Iraq is unique among Middle East oil producers because it has no national oil company. This is a legacy of Saddam Hussein’s 1987 decision to disband the Iraq National Oil Company (Inoc) and devolve its responsibilities to four newly created firms: South Oil Company (SOC), North Oil Company (NOC), Iraq Drilling Company and Iraq Oil Exploration Company. A few service companies run by the Oil Ministry were also established.
|Company||South Oil Company|
North Oil Company
Iraq Drilling Company
Iraq Oil Exploration Company
|Oil Reserves||115 billion barrels|
|Oil Production 2007||2.1 million barrels a day*|
|Gas Reserves||112 trillion cubic feet|
|Gas Production 2007||Not available|
|*includes NGLs. Source: BP Statistical Review 2008|
Prior to its dissolution, Inoc had made progress on exploration and capacity expansion. In the 1970s, the company earned a reputation for logistical and operational efficiency, ploughing on with field development work while the Baathist regime used its revenues to help fund military action.
The splitting up of the state oil company did little to revive Iraq’s oil sector in the subsequent 20 years, as starved of equipment, investment and then export markets, its reservoirs deteriorated and output fell. Today, Iraq’s 2.1 million b/d output is a shadow of the 6 million b/d it could sustainably produce under better circumstances.
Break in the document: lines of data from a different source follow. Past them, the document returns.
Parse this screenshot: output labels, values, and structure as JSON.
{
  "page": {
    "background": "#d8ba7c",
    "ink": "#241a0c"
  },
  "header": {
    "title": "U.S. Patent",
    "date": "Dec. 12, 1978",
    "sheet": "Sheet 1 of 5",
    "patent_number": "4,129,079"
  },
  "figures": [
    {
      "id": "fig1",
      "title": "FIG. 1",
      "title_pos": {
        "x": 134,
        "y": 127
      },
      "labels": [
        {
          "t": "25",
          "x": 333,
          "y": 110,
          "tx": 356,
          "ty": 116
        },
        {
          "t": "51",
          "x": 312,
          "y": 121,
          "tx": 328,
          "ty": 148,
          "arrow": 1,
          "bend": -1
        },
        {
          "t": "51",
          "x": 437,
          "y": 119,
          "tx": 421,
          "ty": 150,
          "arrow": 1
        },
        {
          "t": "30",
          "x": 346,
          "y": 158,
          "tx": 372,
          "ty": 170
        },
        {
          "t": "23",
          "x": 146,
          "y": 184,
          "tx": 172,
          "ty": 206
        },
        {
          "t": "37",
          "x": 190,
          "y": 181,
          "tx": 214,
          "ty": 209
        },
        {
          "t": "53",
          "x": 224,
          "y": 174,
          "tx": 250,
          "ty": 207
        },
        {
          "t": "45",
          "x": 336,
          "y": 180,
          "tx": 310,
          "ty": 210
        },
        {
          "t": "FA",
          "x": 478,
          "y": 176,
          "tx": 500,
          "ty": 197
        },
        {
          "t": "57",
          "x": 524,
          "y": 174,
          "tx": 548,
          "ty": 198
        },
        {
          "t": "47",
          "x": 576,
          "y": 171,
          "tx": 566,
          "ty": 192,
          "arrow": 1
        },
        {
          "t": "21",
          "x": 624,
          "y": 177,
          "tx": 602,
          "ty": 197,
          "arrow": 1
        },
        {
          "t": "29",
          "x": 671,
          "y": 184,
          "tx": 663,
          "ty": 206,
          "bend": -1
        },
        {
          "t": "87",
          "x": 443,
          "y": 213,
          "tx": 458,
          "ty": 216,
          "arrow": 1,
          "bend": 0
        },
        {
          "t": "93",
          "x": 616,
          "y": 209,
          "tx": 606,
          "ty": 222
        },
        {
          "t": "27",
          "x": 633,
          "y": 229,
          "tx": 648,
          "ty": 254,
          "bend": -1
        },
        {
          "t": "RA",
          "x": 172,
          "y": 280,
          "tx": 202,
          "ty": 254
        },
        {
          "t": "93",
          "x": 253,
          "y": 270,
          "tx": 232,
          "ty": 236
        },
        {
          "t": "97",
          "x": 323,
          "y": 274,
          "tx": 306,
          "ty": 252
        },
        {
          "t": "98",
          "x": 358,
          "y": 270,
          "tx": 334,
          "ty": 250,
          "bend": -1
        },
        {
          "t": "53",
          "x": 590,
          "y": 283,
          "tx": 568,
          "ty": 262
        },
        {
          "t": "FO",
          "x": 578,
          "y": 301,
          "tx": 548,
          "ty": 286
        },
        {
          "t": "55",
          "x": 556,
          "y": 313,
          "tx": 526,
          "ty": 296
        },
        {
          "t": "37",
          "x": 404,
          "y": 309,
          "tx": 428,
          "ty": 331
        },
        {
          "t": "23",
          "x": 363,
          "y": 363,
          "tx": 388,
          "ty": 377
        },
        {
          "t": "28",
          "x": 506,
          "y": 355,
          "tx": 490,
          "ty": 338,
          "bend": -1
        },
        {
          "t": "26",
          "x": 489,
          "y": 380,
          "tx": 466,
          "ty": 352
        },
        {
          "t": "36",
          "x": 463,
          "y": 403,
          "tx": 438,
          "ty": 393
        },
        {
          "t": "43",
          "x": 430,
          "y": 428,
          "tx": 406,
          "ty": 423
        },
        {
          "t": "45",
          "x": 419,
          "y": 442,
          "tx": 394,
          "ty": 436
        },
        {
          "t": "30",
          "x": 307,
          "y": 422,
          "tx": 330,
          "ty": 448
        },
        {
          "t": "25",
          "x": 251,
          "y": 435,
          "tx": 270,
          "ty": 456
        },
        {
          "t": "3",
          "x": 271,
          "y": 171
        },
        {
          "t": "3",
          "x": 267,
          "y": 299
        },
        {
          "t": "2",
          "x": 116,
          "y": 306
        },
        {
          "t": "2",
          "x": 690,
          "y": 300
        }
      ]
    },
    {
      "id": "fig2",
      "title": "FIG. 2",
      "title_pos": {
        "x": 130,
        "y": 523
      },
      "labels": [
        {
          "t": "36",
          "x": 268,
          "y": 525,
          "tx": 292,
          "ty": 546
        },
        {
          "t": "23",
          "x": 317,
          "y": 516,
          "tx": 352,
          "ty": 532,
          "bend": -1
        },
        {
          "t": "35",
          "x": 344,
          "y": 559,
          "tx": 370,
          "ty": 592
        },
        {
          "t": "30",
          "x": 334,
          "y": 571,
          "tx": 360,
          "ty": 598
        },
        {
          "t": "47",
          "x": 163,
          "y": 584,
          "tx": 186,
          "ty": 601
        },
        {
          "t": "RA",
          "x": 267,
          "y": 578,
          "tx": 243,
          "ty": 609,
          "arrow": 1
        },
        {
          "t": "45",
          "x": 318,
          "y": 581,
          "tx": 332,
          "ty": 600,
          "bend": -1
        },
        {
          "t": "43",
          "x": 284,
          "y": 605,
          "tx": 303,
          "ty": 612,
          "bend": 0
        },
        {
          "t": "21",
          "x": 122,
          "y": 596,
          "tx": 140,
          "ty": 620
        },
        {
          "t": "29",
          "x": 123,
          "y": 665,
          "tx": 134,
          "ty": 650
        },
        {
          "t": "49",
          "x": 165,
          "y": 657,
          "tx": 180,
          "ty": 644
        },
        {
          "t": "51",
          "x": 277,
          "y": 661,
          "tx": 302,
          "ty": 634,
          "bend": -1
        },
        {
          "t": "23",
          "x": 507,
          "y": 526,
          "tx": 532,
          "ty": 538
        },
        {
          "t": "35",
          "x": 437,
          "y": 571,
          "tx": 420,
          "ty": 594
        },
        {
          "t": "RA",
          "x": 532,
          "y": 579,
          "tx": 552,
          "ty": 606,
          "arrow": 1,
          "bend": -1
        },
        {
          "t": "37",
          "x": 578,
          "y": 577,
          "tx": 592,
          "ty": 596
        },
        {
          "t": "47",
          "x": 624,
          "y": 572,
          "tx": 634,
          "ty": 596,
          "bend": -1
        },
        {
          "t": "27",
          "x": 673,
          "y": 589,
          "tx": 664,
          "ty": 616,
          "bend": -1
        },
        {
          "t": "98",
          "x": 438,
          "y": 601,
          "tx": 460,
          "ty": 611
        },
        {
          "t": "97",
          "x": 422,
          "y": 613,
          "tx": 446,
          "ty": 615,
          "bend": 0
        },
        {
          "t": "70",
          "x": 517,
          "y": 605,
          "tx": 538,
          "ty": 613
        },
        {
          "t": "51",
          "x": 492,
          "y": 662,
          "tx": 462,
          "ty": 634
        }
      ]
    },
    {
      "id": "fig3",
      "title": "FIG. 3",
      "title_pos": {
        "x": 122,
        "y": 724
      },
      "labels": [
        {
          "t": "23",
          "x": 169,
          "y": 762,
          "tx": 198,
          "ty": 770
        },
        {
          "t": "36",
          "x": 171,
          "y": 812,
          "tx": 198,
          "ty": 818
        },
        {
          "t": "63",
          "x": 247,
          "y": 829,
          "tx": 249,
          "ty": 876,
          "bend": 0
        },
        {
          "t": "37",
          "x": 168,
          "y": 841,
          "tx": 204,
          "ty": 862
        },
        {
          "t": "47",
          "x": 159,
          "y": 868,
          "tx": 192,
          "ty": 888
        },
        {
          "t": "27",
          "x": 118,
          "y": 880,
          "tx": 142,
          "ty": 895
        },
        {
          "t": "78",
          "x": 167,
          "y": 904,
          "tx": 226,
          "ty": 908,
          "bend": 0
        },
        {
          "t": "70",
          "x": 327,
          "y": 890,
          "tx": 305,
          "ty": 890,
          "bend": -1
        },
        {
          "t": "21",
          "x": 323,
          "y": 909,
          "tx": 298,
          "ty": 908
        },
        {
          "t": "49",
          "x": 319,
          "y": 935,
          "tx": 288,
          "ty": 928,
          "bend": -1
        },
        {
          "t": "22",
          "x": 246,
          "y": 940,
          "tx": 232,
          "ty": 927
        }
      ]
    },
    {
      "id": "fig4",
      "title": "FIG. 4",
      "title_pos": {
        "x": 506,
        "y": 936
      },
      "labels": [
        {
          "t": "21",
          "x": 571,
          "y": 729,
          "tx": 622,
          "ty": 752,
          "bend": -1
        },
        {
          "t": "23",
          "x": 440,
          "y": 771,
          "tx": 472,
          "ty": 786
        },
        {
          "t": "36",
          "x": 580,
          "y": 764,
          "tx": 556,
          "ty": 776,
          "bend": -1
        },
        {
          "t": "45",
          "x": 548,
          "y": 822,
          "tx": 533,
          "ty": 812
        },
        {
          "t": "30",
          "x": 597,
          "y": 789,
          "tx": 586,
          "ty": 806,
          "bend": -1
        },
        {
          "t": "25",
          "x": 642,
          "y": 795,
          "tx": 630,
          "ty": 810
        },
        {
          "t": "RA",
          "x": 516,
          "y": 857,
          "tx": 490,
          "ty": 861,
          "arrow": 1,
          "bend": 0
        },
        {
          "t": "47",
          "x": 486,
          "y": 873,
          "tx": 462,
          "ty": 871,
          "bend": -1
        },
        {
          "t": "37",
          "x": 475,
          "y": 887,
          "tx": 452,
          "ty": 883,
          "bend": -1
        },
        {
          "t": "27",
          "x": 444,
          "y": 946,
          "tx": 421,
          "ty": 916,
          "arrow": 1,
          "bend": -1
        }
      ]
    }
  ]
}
All sides broadly agree that Inoc needs to be reassembled and remodelled as a modern NOC capable of steering the overhaul of Iraq’s underperforming oil and gas sector. Some, though, still see scope for three regional NOCs, covering the southern and northern fields, and the Kurdish provinces - an entity that already exists at the Kurdistan National Oil Corporation (Knoc).
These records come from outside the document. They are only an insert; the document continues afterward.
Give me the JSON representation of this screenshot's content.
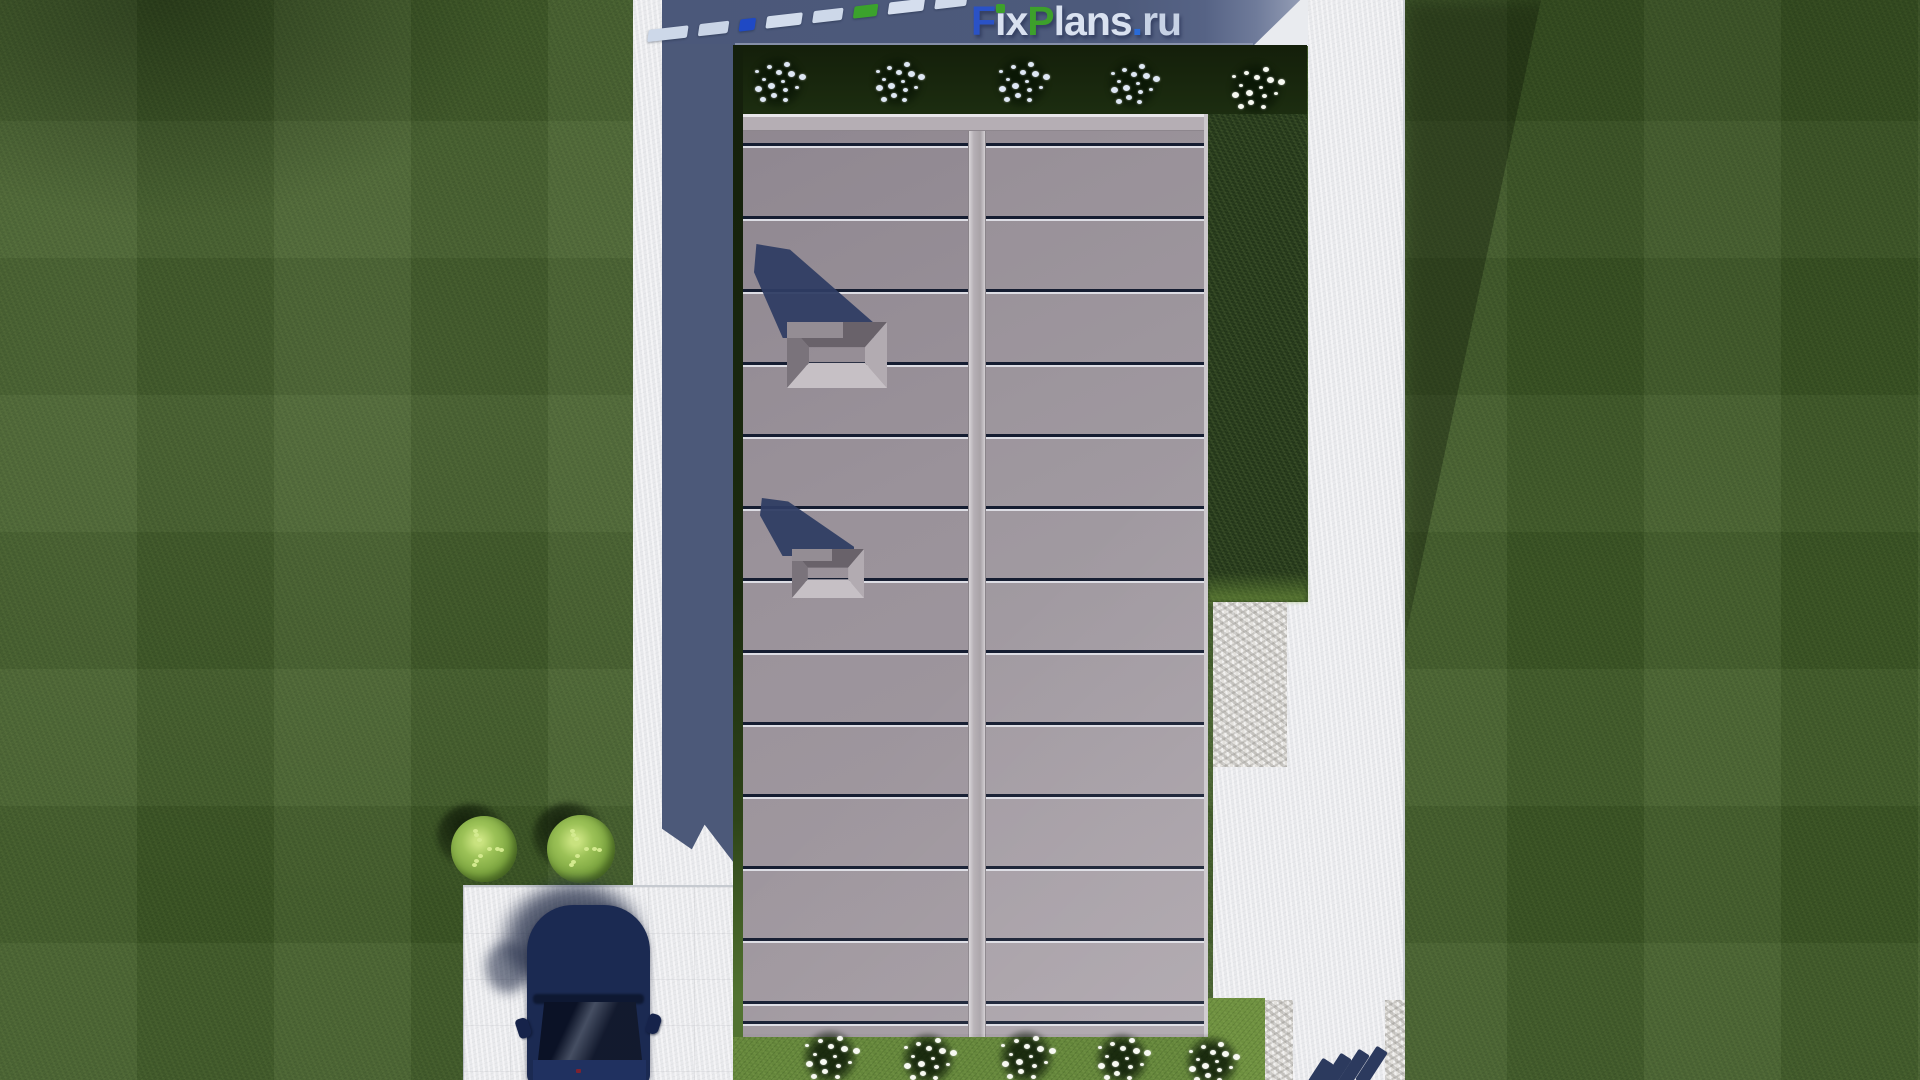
{
  "watermark": {
    "text": "FixPlans.ru",
    "parts": [
      {
        "text": "F",
        "color": "#2a52c6"
      },
      {
        "text": "i",
        "display": "ı",
        "color": "#d9e1f0",
        "dot_color": "#3da02b"
      },
      {
        "text": "x",
        "color": "#d9e1f0"
      },
      {
        "text": "P",
        "color": "#3da02b"
      },
      {
        "text": "lans",
        "color": "#d9e1f0"
      },
      {
        "text": ".",
        "color": "#2a6bd8"
      },
      {
        "text": "ru",
        "color": "#c7d2e5"
      }
    ]
  },
  "scene": {
    "description": "Top-down 3D architectural render of a rectangular flat-roof house on a lawn: standing-seam grey roof with two skylights, concrete walkways, stone patio, garden beds with white flowering shrubs, parking pad with a dark blue car, and dashed site-boundary markings.",
    "objects": [
      "lawn",
      "house roof",
      "roof ridge",
      "skylights",
      "left walkway",
      "right walkway",
      "stone patio",
      "parking pad",
      "dark blue car",
      "green bushes",
      "white flower clusters",
      "boundary dashes",
      "FixPlans.ru watermark"
    ]
  },
  "colors": {
    "grass_base": "#3c5626",
    "grass_sunlit": "#668a3c",
    "bed_dark": "#18270d",
    "pavement": "#e8e9ec",
    "pavement_shadow": "#4d5a7b",
    "stone": "#e3e1dd",
    "roof_gray": "#9a929a",
    "roof_light": "#aba3aa",
    "seam_dark": "#151d31",
    "seam_light": "#dddde4",
    "shadow_navy": "#2f3d63",
    "car_navy": "#1b2a52",
    "car_glass": "#0b1226",
    "flower_pale": "#dee7f4",
    "flower_white": "#f7f9f2",
    "bush_green": "#8fb84e",
    "marking_pale": "#cdd8e9",
    "marking_blue": "#1f49c4",
    "marking_green": "#3ba22c",
    "marking_navy": "#2c3a5e"
  },
  "roof": {
    "left": 743,
    "top": 114,
    "right": 1208,
    "bottom": 1037,
    "ridge_left": 968,
    "ridge_right": 986,
    "cap_height": 17,
    "seam_ys": [
      143,
      216,
      289,
      362,
      434,
      506,
      578,
      650,
      722,
      794,
      866,
      938,
      1001,
      1021
    ]
  },
  "skylights": [
    {
      "pyramid": {
        "x": 787,
        "y": 322,
        "w": 100,
        "h": 66
      },
      "shadow": {
        "x": 754,
        "y": 244,
        "w": 120,
        "h": 94
      }
    },
    {
      "pyramid": {
        "x": 792,
        "y": 549,
        "w": 72,
        "h": 49
      },
      "shadow": {
        "x": 760,
        "y": 498,
        "w": 94,
        "h": 58
      }
    }
  ],
  "garden": {
    "flower_clusters_top": [
      {
        "x": 778,
        "y": 82,
        "s": 58,
        "tone": "pale"
      },
      {
        "x": 898,
        "y": 82,
        "s": 56,
        "tone": "pale"
      },
      {
        "x": 1022,
        "y": 82,
        "s": 58,
        "tone": "pale"
      },
      {
        "x": 1133,
        "y": 84,
        "s": 56,
        "tone": "pale"
      },
      {
        "x": 1256,
        "y": 88,
        "s": 60,
        "tone": "bright"
      }
    ],
    "flower_clusters_bottom": [
      {
        "x": 830,
        "y": 1057,
        "s": 62,
        "tone": "bright"
      },
      {
        "x": 928,
        "y": 1059,
        "s": 60,
        "tone": "bright"
      },
      {
        "x": 1026,
        "y": 1057,
        "s": 62,
        "tone": "bright"
      },
      {
        "x": 1122,
        "y": 1059,
        "s": 60,
        "tone": "bright"
      },
      {
        "x": 1212,
        "y": 1062,
        "s": 58,
        "tone": "bright"
      }
    ],
    "bushes": [
      {
        "x": 484,
        "y": 849,
        "r": 33
      },
      {
        "x": 581,
        "y": 849,
        "r": 34
      }
    ]
  },
  "markings": {
    "top_line": {
      "x": 648,
      "y": 30,
      "angle_deg": -6.5,
      "dash_h": 12,
      "gap": 11,
      "dashes": [
        {
          "w": 40,
          "color": "#cdd8e9"
        },
        {
          "w": 30,
          "color": "#c9d4e6"
        },
        {
          "w": 16,
          "color": "#1f49c4"
        },
        {
          "w": 36,
          "color": "#d2dcec"
        },
        {
          "w": 30,
          "color": "#cdd8e9"
        },
        {
          "w": 24,
          "color": "#3ba22c"
        },
        {
          "w": 36,
          "color": "#d5deee"
        },
        {
          "w": 32,
          "color": "#d0daea"
        }
      ]
    },
    "bottom_line": {
      "w": 13,
      "h": 40,
      "angle_deg": 33,
      "color": "#2c3a5e",
      "dashes": [
        {
          "x": 1311,
          "y": 1058
        },
        {
          "x": 1329,
          "y": 1053
        },
        {
          "x": 1347,
          "y": 1049
        },
        {
          "x": 1365,
          "y": 1046
        }
      ]
    }
  },
  "car": {
    "x": 527,
    "y": 905,
    "w": 123,
    "body_color": "#1b2a52",
    "glass_color": "#0b1226",
    "mirrors": 2,
    "heading": "front-up"
  }
}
Determining Inoc’s future role will be difficult. In March 2007, the country’s Petroleum Law envisaged the re-establishment of Inoc as a rejuvenated state company to operate Iraq’s 27 producing fields, implicitly including some of the partially developed fields that are now subject to technical support agreements with the world’s five largest oil majors.
The country’s petroleum legislation is in limbo as Iraq’s political factions attempt to reach agreement over who exactly controls its hydrocarbons.
A reconstituted Inoc is likely to have significantly curtailed powers. For example, some senior Iraqi ministers want to put an end to the company’s role of oversight over national oil production. The concern is that if Inoc is granted too much power, it will become a fiefdom of vested political or militia interests and fail to adequately meet its mandate of developing the oil sector in the broader national interest.
The Petroleum Law would grant the Oil Ministry and Supreme Oil Council the freedom to take control of long-term planning and strategy, leaving Inoc broadly responsible for operational activity.
Inoc would be responsible for the management of fields in production. New or undeveloped fields would be handed over to IOCs, although the likely contract model has yet to be determined.
Recent moves by Prime Minister Nouri al-Maliki suggest the government is attempting to wrest control of SOC away from the Shia militias that have emerged as key influences on the Basra-based oil company. The government has accused officials linked to the Basra-based Shia Islamist Fadhila party of siphoning off illicit earnings from oil-smuggling rackets.
The current stalemate has allowed the regions to set up their own oil companies. In Maysan governorate, a stronghold of anti-government Shia cleric Muqtada al-Sadr, a new offshoot of SOC known as Maysan Oil Company was set up earlier this year.
Reasserting central control - an essential precursor to a strong new NOC - is not easy, say experts. “The problem is that the Oil Ministry is weak,” says Thamer Uqaili, an Iraqi oil consultant at the Centre for Global Energy Studies. “The companies are almost fully independent and don’t need to refer back to the ministry to make decisions unless they need money that is outside their budget allocations.”
The only way for the ministry to regain some authority may be to unify the disparate oil companies. “Contracting is very weak in the north and the south, and the only body that can do it is at the centre,” says Uqaili. “It is now very small and needs to be reactivated with much more authority.”
He says lenders would be comfortable arranging the required financing as to reach 3.5 million-b/d production, it would only need to rehabilitate already producing fields.
Inoc is unlikely to go down the Saudi Aramco route of seeking to retain 100 per cent control of national oil resources. The country’s lack of technical and managerial prowess, and its denuded capital base, will limit the com-pany’s room for manoeuvre. It will remain dependent on working with IOCs, which over time may yield much-prized technology transfer benefits.
If Inoc is able to take on a handful of development projects without IOCs, in conjunction with service companies, it may eventually pick up the project management and technical skills that a 21st century NOC needs to remain competitive with international firms.
But first it will need a clear and stable regulatory framework, agreed on by all political factions and devoid of the violence and instability that has scarred the country over the past five years. Creating this will be the difficult part.